Anda di halaman 1dari 5

Asma Kinarya Japa

Ku intip kotak suratku, barangkali aku menerima surat darimu. Tapi ternyata nihil. Kosong.
Sama seperti hari-hari sebelumnya.
Tidak ada yang bisa kulakukan selain menunggu keajaiban. Sebelumnya mungkin aku menunggu
kabar, namun hari ini dan hari-hari seterusnya mungkin lain. Selain pasrah, aku hanya bisa
menunggu.
Aku tahu, kita bukan siapa-siapa dan nanti aku dan kamu ‘mungkin’ tidak akan pernah menjadi
kita. Kamu pasti faham ‘kan mengapa aku berkata mungkin disini? Kamu yang melabeli diriku
dengan cap keras kepala. Disisi lain aku menjadi orang super sabar menghadapimu, aku pun
selalu optimis terhadap segala hal. Jadi biarlah aku yang menanggung akibat dari perbuatanku
ini, kamu hanya perlu tahu satu hal. Aku menunggumu.
Dan akan selalu begitu!
Kendati teman-temanku berulang kali memperingati diriku bahwa dirimu tidak layak, bukan
lelaki hebat, bukan lelaki baik, kamu hanyalah usaha yang membuang-buang tenaga, kamu
hanyalah manusia ala kadarnya yang tidak berarti apa-apa. Hehehe cukup buat sematan buruk
mereka padamu. Intinya kamu itu buruk.
Teman-temanku menegurku sekali lagi dan berulang kali, usahaku akan sia-sia, tak berharga, aku
bukan siapa-siapa, di hidupmu, di matamu. Aku tersenyum, jauh di dalam diriku aku memang
mengiyakan ucapan mereka. Aku sadar itu, aku tahu itu. Tapi, aku ini keras kepala bukan?

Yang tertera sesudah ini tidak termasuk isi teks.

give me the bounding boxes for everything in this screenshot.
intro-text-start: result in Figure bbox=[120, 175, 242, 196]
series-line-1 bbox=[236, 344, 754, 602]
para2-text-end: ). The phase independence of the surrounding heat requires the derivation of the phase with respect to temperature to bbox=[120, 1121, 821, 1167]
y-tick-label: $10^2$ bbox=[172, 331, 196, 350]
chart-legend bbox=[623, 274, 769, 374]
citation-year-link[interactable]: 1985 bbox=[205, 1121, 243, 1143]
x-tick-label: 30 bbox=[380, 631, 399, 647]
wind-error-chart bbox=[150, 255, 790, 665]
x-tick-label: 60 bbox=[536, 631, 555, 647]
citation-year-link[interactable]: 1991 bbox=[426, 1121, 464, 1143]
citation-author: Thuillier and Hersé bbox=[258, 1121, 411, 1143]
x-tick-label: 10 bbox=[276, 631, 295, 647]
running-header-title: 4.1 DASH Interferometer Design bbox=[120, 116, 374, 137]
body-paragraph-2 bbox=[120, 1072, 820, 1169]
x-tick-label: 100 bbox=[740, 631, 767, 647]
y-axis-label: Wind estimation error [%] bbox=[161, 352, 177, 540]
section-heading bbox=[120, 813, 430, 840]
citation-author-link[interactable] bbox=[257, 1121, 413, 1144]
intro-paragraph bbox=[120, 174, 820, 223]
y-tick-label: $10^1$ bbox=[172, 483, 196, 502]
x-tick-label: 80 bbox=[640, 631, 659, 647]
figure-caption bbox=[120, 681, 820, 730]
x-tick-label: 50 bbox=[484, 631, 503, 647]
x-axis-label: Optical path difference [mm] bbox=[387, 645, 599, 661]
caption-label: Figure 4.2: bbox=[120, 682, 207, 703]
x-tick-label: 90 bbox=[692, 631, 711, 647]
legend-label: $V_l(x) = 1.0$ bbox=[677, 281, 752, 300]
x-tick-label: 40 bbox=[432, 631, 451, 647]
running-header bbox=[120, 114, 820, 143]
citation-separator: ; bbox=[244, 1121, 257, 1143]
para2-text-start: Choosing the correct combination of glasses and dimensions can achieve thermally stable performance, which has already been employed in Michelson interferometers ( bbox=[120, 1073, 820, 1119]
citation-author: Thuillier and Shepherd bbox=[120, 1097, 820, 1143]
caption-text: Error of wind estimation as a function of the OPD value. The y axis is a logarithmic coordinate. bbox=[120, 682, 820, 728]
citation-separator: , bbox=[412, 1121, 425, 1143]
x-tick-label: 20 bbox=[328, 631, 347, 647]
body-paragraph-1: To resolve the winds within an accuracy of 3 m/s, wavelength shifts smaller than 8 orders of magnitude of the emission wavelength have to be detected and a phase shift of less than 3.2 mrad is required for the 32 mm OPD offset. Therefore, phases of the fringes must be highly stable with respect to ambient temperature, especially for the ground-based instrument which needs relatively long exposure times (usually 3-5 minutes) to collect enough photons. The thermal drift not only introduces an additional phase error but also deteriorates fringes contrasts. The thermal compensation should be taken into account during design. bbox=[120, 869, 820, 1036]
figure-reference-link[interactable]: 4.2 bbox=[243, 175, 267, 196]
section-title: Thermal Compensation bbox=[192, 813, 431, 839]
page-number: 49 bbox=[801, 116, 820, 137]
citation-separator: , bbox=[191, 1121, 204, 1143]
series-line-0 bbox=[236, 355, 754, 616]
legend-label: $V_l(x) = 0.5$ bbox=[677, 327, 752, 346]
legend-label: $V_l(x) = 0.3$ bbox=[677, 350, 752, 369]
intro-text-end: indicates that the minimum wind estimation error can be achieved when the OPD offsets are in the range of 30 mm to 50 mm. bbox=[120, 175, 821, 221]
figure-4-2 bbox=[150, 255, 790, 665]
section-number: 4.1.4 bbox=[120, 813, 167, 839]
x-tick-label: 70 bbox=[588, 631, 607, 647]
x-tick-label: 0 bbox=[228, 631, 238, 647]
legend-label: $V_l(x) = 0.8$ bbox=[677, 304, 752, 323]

Ku intip kotak suratku, tak ada suara, yang terdengar santer hanya sumbang entah dari mana ia
datang.
Barangkali kamu bertanya tanpa suara, mengapa aku tidak marah atau cemburu ketika kamu
bercerita tentang wanita-wanita di sekelilingmu, wanita-wanita yang pernah kamu kecewakan,
wanita-wanita yang pernah kamu kencani, wanita-wanita yang sedang mengharapkanmu, dan
sebagainya. Barangkali kamu bertanya mengapa aku begitu sabar menjadi pendengar setiamu
tentang mimpi yang tidak pasti, tentang hidup yang kian meredup, tentang pekerjaan yang
semakin lama semakin berat tuk dilakukan, barangkali juga kamu bertanya padaku lewat tatapan
mata itu, mengapa aku berjuang demimu padahal kamu tahu kamu tidak akan berjuang demiku,
kamu tidak bertanya mengapa aku begitu lapang menyuruhmu meminta maaf pada wanita-
wanita yang kamu sakiti, yang kamu abaikan begitu saja, pada orang yang telah menyakiti
hatimu sekalipun. Mengapa? Aku sendiri tidak bisa menjawabnya.
Teman-temanku heran padaku, andai kamu tahu. Mereka bertanya mengapa aku begitu sabar
menghadapimu, dan berjuang walau sedari awal kamu sudah menegaskan tidak menerimaku.
Hahaha aku tertawa. Setidaknya di permukaan saja, mereka tidak perlu tahu kekhawatiranku dan
ke-ambyar-anku selama ini.
Kamu tahu? Selama hati manusia terbuat dari segumpal darah dan daging, aku yakin hal sekeras
apapun pasti bisa berubah. Sekeras kepala apapun dia, sekeras apapun sifatnya, sekuat apapun
prinsipnya, segalanya akan melunak. Tidak rasional, namun, hei… aku yakin itu! Kamu tahu
juga kan senjataku apa lagi untuk membuatmu mengerti? Apalagi kalau bukan doa? Rentetan
diksi klasik yang mengudara setiap masa, hal terakhir yang dilakukan ketika putus asa selain
pasrah.
Kamu memang berkata berulang kali, akan menikahi wanita lain, hanya saja belum bertemu
siapa dia. Standar mu tinggi-tinggi, harus cantik dan imut. Detik berikutnya kamu tertawa, aku
juga tertawa. Kamu memang berkata berulang kali kalau kamu tidak menyukaiku, tidak
mencintaiku, tapi kamu membiarkan aku menunggu, detik berikutnya kamu menyuruhku untuk
menikah dengan orang lain karena usahaku sia-sia saja. Kita bukan siapa-siapa, mungkin hanya
teman biasa. Katamu sambil menyesap kopi tanpa rasa.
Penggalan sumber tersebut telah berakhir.